Isolated from lupine seedlings, phenylalanine was named for its phenyl ring (a benzene ring attached to its side chain). It's a precursor to tyrosine, dopamine, and adrenaline. Phenylalanine also has a medical significance: the genetic disorder PKU (phenylketonuria) is caused by the inability to metabolize it, leading to its accumulation.
Schulze and Bosshard isolated glutamine from pressed sugar beet juice — the same Ernst Schulze who had discovered phenylalanine four years earlier and would go on to discover arginine. Glutamine is the amide form of glutamic acid, and is the most abundant free amino acid in human blood, playing a central role in nitrogen transport between organs.
Schulze isolated arginine from lupine seedlings and named it from the Greek árgyros (silver) because of the silver-white nitrate crystals it formed. Arginine has the most nitrogen atoms of any standard amino acid (4 per molecule), making it unusual in nitrogen metabolism. It's also the precursor to nitric oxide — essential for blood vessel dilation.
Drechsel isolated lysine from casein using a particularly difficult hydrolysis procedure. Lysine proved to be critical to understanding nutritional science: corn (maize) is notably low in lysine, making it an incomplete protein source. It is also low in tryptophan — a niacin precursor — and it was this niacin deficiency that caused pellagra epidemics in populations that relied heavily on cornmeal diets.
Histidine was isolated from sturgeon sperm. Its imidazole ring has a pKa near physiological pH — making it uniquely suited to act as a proton donor or acceptor under biological conditions. This property makes histidine a crucial residue in many enzyme active sites, acting as a "proton switch" that flips between states as reactions proceed.
Fischer isolated valine from casein in 1901 and named it after valeric acid — a structurally related compound whose own name comes from the valerian plant. It was a branched-chain amino acid — a structural family that includes leucine and isoleucine. Branched-chain amino acids are among the most common in animal proteins and play key roles in protein structure due to their hydrophobic bulk.

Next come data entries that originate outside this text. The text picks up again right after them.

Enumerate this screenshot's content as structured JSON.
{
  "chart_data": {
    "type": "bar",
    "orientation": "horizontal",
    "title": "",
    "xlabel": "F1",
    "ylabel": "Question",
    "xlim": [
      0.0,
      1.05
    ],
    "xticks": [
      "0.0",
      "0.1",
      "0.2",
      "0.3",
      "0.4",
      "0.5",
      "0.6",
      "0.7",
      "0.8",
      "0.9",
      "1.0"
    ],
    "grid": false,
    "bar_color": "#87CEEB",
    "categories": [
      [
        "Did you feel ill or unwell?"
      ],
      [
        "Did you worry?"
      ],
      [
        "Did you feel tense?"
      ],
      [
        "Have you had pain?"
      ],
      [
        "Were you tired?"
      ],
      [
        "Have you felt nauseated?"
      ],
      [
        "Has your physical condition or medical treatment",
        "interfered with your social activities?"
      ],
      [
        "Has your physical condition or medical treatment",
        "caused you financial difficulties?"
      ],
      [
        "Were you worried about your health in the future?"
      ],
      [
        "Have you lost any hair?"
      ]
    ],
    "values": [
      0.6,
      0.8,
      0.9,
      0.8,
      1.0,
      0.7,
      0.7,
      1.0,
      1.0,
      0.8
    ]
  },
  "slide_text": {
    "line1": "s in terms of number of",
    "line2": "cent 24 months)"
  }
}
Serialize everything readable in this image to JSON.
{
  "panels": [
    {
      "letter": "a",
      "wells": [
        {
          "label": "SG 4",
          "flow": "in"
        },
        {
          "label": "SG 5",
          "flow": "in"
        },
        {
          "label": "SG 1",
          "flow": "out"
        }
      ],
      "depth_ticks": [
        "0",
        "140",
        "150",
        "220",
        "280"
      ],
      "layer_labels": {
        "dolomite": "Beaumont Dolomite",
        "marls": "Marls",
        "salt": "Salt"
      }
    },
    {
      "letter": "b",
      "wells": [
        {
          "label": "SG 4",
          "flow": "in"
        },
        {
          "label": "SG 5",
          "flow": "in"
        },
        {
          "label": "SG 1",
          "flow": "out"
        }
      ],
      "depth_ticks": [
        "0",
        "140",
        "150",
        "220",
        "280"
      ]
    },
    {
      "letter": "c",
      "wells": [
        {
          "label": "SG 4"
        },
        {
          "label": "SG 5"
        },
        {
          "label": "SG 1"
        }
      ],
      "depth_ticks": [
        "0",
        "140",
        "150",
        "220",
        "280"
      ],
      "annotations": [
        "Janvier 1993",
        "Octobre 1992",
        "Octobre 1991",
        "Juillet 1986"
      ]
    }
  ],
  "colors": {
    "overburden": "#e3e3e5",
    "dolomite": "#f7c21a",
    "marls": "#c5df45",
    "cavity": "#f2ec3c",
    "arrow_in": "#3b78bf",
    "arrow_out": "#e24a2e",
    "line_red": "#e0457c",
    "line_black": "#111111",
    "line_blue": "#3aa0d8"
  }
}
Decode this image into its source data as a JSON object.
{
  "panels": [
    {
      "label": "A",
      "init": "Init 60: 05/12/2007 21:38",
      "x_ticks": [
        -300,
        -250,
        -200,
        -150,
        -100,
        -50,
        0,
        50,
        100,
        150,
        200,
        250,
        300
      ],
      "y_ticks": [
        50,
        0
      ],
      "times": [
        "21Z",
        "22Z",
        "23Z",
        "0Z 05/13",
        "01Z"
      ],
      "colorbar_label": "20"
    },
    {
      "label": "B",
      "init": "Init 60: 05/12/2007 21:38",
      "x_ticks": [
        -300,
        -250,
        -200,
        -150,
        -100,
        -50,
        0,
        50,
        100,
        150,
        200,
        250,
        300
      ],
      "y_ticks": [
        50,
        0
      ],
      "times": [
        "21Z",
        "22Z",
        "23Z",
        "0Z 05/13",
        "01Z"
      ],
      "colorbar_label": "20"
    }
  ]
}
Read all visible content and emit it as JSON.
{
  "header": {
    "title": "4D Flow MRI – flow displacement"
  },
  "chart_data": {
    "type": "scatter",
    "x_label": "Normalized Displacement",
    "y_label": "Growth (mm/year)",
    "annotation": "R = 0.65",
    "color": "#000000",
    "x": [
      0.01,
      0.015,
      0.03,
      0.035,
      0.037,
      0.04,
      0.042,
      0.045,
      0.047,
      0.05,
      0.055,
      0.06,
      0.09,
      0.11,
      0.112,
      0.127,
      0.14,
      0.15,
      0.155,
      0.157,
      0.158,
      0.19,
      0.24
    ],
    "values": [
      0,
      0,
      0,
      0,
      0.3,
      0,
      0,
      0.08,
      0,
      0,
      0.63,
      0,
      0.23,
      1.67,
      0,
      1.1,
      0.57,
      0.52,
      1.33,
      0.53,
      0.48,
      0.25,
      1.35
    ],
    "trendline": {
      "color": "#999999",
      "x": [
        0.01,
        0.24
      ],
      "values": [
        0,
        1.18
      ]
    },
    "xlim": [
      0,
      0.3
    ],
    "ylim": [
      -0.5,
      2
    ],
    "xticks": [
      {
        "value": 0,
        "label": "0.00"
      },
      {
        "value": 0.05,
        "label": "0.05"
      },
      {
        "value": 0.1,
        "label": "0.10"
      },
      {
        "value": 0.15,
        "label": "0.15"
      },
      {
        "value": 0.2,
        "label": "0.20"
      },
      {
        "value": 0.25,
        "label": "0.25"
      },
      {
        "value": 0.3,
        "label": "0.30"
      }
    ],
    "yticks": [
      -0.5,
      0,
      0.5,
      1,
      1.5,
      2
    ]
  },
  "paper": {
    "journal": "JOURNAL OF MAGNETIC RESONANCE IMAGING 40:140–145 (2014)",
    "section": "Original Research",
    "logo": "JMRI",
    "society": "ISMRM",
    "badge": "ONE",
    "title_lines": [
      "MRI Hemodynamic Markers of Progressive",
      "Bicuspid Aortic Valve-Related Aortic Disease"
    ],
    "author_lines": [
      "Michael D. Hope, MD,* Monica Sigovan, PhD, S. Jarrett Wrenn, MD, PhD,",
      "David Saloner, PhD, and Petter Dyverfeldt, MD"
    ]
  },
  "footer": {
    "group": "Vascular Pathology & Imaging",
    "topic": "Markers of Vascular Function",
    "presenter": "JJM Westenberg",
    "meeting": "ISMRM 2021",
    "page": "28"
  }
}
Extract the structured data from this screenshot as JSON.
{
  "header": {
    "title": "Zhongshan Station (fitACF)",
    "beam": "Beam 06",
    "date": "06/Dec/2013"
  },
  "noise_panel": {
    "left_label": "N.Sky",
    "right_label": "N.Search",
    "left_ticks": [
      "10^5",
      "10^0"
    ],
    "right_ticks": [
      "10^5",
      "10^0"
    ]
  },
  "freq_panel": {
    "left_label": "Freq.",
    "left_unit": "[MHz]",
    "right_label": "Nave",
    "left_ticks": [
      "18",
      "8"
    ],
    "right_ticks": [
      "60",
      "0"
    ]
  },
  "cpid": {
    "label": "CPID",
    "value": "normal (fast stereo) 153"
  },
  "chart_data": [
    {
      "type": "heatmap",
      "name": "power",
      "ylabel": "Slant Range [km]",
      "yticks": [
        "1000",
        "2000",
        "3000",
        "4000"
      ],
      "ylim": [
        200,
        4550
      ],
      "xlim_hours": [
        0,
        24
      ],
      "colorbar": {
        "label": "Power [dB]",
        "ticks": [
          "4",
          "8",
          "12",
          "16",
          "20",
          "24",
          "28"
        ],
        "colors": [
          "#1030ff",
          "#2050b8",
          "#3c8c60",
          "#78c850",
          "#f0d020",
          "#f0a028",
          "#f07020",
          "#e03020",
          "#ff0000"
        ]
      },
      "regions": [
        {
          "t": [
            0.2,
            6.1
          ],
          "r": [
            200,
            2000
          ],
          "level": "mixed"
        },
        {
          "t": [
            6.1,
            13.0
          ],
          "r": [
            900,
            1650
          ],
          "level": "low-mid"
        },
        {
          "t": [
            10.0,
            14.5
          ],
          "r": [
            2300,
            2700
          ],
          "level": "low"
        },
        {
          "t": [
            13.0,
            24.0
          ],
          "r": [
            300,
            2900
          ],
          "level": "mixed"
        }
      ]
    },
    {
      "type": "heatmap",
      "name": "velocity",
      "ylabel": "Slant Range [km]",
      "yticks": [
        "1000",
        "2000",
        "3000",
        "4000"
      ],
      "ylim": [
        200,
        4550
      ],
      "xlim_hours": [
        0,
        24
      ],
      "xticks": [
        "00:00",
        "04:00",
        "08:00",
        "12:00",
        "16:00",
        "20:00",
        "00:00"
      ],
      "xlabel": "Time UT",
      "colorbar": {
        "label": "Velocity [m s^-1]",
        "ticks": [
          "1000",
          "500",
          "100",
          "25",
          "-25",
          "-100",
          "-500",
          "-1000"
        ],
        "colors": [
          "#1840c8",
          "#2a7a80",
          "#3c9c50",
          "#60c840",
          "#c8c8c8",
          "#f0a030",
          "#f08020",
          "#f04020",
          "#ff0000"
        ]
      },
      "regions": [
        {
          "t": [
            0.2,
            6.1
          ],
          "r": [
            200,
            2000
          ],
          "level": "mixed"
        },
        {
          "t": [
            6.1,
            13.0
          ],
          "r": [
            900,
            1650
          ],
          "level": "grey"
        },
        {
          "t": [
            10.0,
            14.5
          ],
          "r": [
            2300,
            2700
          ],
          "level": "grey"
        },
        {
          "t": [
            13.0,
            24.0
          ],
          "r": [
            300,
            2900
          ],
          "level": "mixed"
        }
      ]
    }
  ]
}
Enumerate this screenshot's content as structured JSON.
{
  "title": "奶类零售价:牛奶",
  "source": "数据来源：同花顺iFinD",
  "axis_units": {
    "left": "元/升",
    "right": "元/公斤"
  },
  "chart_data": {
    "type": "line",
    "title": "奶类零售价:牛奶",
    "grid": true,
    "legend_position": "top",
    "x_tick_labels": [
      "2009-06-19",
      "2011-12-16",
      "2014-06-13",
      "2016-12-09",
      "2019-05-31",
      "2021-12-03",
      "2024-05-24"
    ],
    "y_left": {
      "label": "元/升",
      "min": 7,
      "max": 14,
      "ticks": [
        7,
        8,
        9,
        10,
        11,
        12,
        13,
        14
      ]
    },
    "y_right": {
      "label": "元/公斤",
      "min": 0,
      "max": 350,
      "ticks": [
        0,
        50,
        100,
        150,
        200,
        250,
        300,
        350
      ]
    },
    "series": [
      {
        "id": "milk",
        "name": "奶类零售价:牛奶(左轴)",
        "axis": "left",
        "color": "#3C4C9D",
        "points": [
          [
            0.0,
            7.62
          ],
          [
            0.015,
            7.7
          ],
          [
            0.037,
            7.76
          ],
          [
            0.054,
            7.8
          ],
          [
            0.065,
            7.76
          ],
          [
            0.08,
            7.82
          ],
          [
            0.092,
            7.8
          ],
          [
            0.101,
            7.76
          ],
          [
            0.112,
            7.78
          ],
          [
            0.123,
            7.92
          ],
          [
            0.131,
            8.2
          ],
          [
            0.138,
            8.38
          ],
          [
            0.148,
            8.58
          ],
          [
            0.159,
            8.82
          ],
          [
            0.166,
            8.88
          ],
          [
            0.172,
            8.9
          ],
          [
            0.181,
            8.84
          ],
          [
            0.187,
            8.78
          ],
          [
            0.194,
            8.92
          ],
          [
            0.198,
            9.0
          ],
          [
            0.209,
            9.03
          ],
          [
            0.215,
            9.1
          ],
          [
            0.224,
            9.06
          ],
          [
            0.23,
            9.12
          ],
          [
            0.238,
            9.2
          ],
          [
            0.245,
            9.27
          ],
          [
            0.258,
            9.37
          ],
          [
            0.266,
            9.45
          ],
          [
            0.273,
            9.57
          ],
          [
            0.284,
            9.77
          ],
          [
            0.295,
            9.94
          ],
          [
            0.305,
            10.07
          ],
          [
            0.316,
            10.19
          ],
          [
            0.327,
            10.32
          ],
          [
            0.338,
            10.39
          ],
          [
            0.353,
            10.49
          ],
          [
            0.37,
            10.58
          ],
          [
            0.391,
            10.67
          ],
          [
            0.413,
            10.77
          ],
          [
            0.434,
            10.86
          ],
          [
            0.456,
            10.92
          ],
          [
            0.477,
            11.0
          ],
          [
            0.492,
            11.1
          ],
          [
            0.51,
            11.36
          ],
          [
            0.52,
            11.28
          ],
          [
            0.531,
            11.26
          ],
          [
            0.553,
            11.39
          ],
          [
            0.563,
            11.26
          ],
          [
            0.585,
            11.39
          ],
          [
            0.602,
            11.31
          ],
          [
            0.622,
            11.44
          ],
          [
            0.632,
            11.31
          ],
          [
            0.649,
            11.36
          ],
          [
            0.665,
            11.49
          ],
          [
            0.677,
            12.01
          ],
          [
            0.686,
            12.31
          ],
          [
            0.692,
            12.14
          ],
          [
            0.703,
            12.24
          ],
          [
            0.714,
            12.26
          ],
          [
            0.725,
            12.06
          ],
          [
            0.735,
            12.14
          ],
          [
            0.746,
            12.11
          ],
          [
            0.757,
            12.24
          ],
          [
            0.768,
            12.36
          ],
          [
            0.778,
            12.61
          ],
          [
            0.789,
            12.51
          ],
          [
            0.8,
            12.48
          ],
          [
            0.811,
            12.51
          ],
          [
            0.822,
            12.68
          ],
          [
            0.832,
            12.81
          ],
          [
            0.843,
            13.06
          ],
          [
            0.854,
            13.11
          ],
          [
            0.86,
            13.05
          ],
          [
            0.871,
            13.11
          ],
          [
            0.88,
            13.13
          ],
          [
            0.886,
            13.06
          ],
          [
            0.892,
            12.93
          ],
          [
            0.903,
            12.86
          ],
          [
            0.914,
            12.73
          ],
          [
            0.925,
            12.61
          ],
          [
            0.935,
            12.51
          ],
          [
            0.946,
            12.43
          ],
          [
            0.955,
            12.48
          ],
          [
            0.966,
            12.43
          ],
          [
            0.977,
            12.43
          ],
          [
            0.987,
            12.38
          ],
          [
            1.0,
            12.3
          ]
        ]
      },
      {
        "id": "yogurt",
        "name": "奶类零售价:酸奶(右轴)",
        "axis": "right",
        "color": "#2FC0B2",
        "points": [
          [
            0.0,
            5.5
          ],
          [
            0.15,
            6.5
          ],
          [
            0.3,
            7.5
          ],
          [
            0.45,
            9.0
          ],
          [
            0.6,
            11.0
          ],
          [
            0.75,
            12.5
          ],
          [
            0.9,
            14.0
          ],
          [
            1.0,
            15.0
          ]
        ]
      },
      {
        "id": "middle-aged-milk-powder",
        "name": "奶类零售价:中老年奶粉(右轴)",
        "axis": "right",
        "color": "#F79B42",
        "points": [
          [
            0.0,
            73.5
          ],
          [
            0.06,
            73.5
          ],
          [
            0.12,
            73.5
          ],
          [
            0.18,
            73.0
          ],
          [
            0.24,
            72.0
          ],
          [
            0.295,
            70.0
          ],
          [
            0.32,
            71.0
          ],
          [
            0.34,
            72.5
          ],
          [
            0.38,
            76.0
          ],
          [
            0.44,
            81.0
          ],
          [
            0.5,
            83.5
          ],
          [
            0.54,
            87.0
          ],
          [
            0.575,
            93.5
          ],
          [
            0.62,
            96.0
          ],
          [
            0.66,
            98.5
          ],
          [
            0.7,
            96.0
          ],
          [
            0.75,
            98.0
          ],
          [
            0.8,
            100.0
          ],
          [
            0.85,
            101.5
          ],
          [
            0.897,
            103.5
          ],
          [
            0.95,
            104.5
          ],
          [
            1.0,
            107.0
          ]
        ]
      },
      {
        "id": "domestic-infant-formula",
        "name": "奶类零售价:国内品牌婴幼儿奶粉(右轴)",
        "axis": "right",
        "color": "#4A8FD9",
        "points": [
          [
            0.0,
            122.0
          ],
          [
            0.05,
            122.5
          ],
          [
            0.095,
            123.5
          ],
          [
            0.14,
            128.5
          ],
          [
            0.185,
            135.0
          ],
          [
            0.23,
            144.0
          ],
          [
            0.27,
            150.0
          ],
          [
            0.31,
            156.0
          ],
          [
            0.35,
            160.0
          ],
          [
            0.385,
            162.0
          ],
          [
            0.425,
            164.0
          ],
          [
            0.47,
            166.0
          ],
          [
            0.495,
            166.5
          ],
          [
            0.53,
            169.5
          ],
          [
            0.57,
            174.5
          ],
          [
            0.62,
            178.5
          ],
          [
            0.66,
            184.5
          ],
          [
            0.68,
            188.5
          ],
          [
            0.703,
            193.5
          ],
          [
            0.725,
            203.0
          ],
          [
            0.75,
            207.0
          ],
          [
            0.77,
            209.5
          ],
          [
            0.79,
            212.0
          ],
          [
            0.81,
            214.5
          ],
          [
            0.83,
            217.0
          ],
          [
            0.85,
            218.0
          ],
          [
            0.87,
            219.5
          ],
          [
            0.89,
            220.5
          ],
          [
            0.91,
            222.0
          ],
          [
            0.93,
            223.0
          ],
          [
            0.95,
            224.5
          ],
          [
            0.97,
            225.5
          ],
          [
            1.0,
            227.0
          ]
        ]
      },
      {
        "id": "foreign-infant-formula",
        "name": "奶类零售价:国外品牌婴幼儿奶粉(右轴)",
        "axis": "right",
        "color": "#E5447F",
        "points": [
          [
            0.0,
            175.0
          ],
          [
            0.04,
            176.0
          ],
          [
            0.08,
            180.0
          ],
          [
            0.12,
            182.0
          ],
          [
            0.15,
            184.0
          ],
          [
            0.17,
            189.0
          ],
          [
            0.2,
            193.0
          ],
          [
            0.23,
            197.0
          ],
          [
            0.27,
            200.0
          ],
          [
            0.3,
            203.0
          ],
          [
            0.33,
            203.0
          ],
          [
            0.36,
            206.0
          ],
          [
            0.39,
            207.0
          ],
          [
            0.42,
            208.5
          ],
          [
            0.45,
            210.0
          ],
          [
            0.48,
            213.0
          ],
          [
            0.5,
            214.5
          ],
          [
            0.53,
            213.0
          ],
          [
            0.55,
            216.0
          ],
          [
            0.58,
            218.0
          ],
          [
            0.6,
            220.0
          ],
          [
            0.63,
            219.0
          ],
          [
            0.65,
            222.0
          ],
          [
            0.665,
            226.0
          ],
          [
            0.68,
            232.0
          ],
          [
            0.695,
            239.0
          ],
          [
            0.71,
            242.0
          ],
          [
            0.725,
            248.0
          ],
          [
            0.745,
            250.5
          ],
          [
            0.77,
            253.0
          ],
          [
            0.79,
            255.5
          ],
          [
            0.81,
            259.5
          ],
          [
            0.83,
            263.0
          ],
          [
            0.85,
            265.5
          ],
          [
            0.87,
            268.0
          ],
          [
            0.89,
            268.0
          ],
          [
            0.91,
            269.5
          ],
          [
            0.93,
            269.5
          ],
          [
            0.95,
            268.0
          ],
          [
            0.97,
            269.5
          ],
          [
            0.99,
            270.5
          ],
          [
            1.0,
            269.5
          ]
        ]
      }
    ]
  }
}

Fischer isolated proline from casein hydrolysis in 1901. Around the same time, Richard Willstätter independently synthesized it. Proline is the structural rebel of amino acid chemistry: its side chain loops back to bond with the nitrogen, making it technically an imino acid rather than an amino acid. This creates a rigid kink wherever proline appears in a protein — crucial to collagen's triple helix structure.
Hopkins and Cole isolated tryptophan from casein via tryptic digestion. With its unique bicyclic indole ring, tryptophan was the most structurally complex amino acid yet discovered. Hopkins later won the 1929 Nobel Prize — partly for vitamin discoveries, but tryptophan was an important early contribution. It's encoded by a single codon: TGG.
Ehrlich isolated isoleucine from beet molasses, noting its similarity to leucine — same molecular formula (C₆H₁₃NO₂), but different structure. Hence the name: "iso" (same/similar) + leucine. What makes isoleucine unusual is that it has two chiral centers — meaning four possible stereoisomers exist, though only one (L-isoleucine) appears in proteins.
Mueller isolated methionine from casein while studying bacterial nutrition at Columbia University. It was one of the last standard amino acids to be found. Later research revealed its extraordinary role: the codon ATG, which encodes methionine, is also the universal START signal for protein synthesis. Every protein begins with methionine.
Threonine was the last of the 20 standard amino acids to be discovered — closing a 129-year chapter that began with asparagine in 1806. William Rose identified it while investigating nutritional requirements in rats, finding that a diet lacking in this mystery substance caused the animals to waste away. He named it after threose sugar, which has a similar chemical structure.